Ему казалось, что он приготовился к самому худшему, но одного взгляда на комнату было достаточно, чтобы осознать, какое у него бедное воображение. От двери до окна с покрытыми трещинами и давно не мытыми стеклами было три шага, два с половиной шага — поперек. Стены оклеены дешевыми обоями трех различных рисунков, а в том месте, на которое их и вовсе не хватило, виднелась бесцветная сырая штукатурка. Все остальное было в том же духе: в углах паутина, продавленный диван, застеленный оранжевым покрывалом, прикроватный столик, некогда, возможно, бывший ящиком для фруктов, комод, в котором прежде было четыре ящика, а теперь осталось только три. Кто-то аккуратно прибил гвоздями кусок фанеры там, где было дно отсутствующего ящика, и получилась удобная полка.
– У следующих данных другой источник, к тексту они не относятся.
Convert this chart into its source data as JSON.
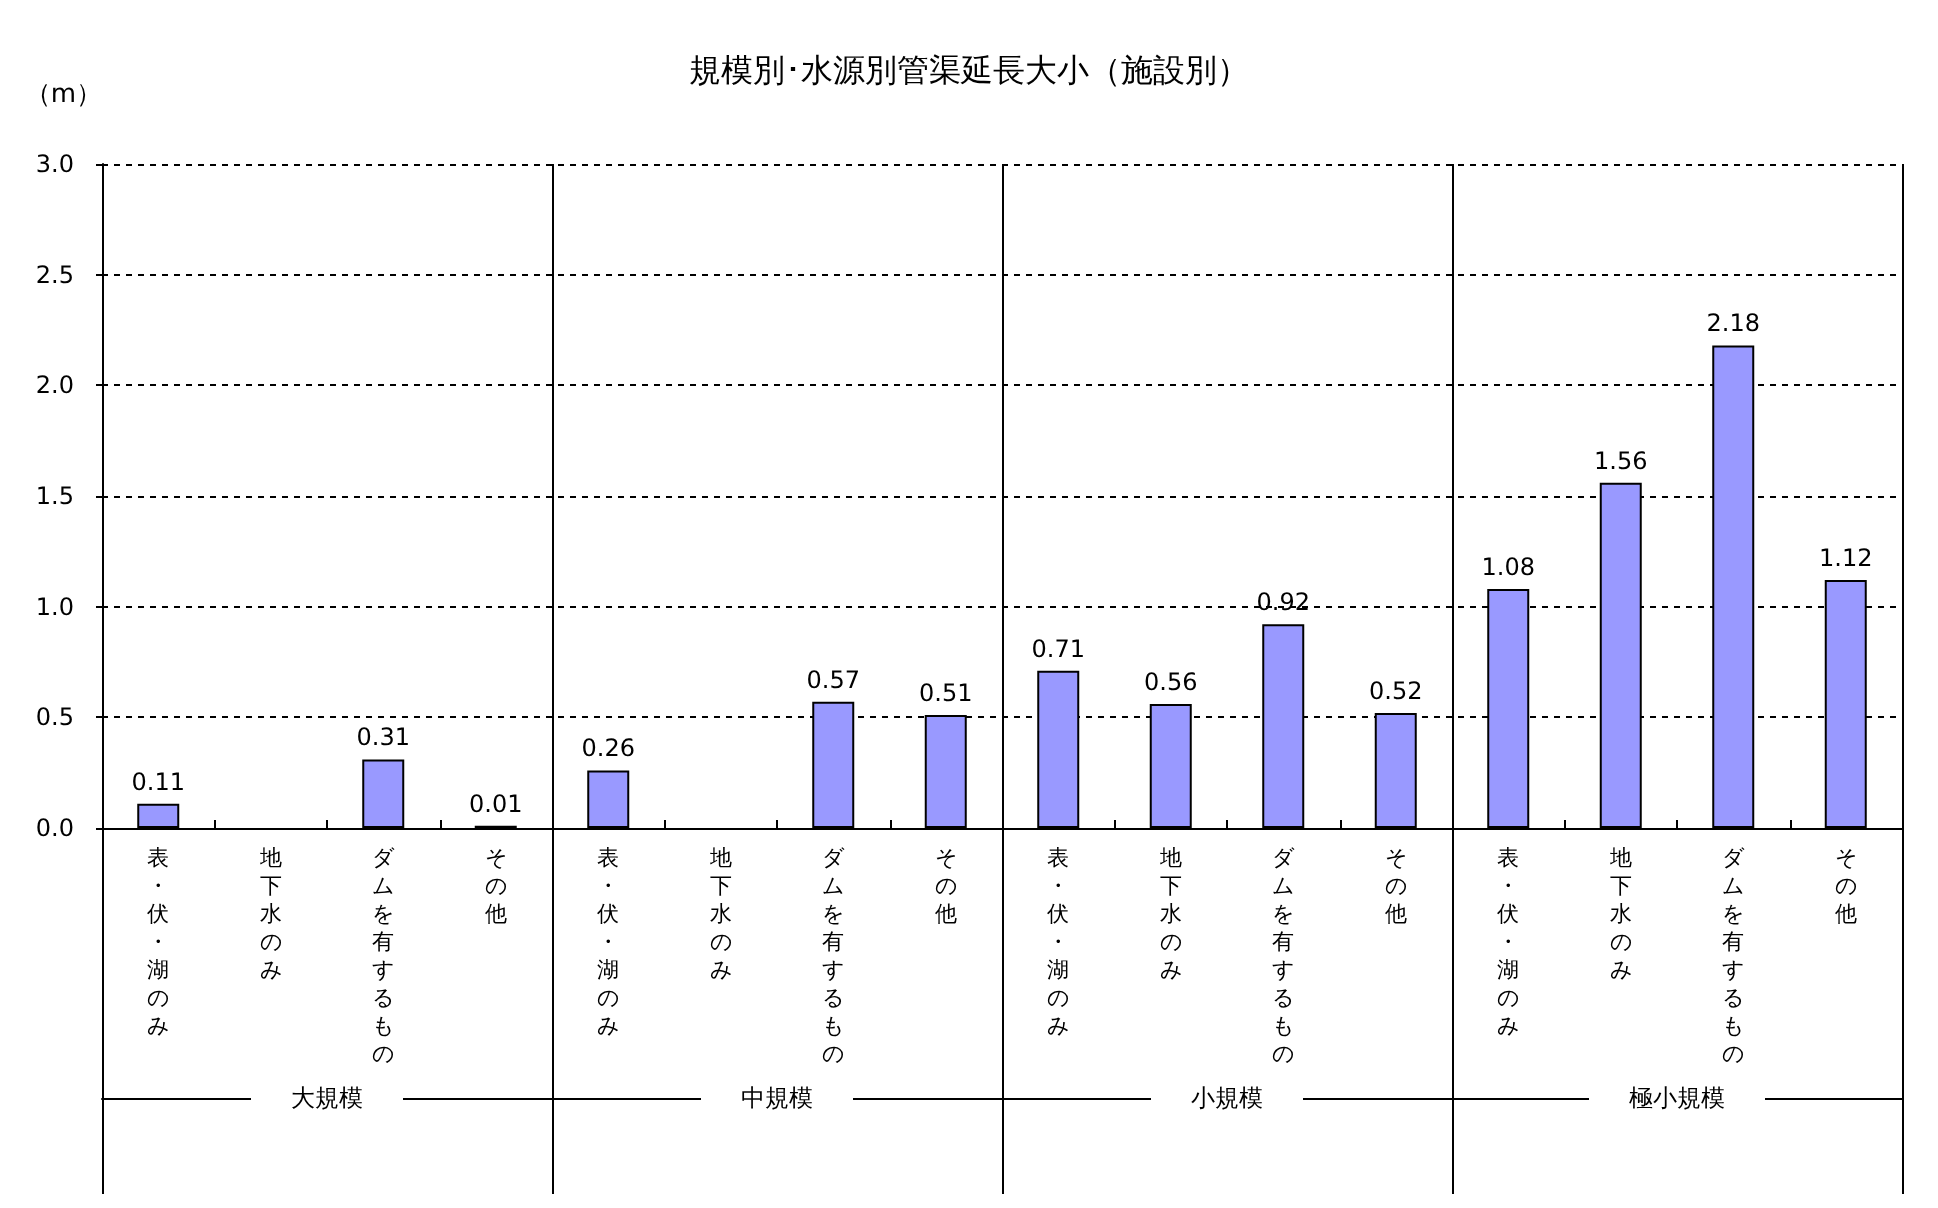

Билл захлопнул дверь и принялся тщательно осматривать комнату. На комоде стояла закопченная газовая горелка, ее ножки были покрыты сантиметровым слоем запекшейся грязи. Он вздрогнул и с отвращением отвернулся. В дальнем углу комнаты, закрывая часть окна, разместилась душевая кабинка со стенками из прозрачной пластмассы. Вот из-за нее-то администратор, наверное, и взял с него за комнату, как за номер-люкс. Билл открыл дверь, задребезжали хрупкие стенки. Увидел сток, забитый свалявшимися волосами, поморщился, захлопнул дверь и повернулся к окну.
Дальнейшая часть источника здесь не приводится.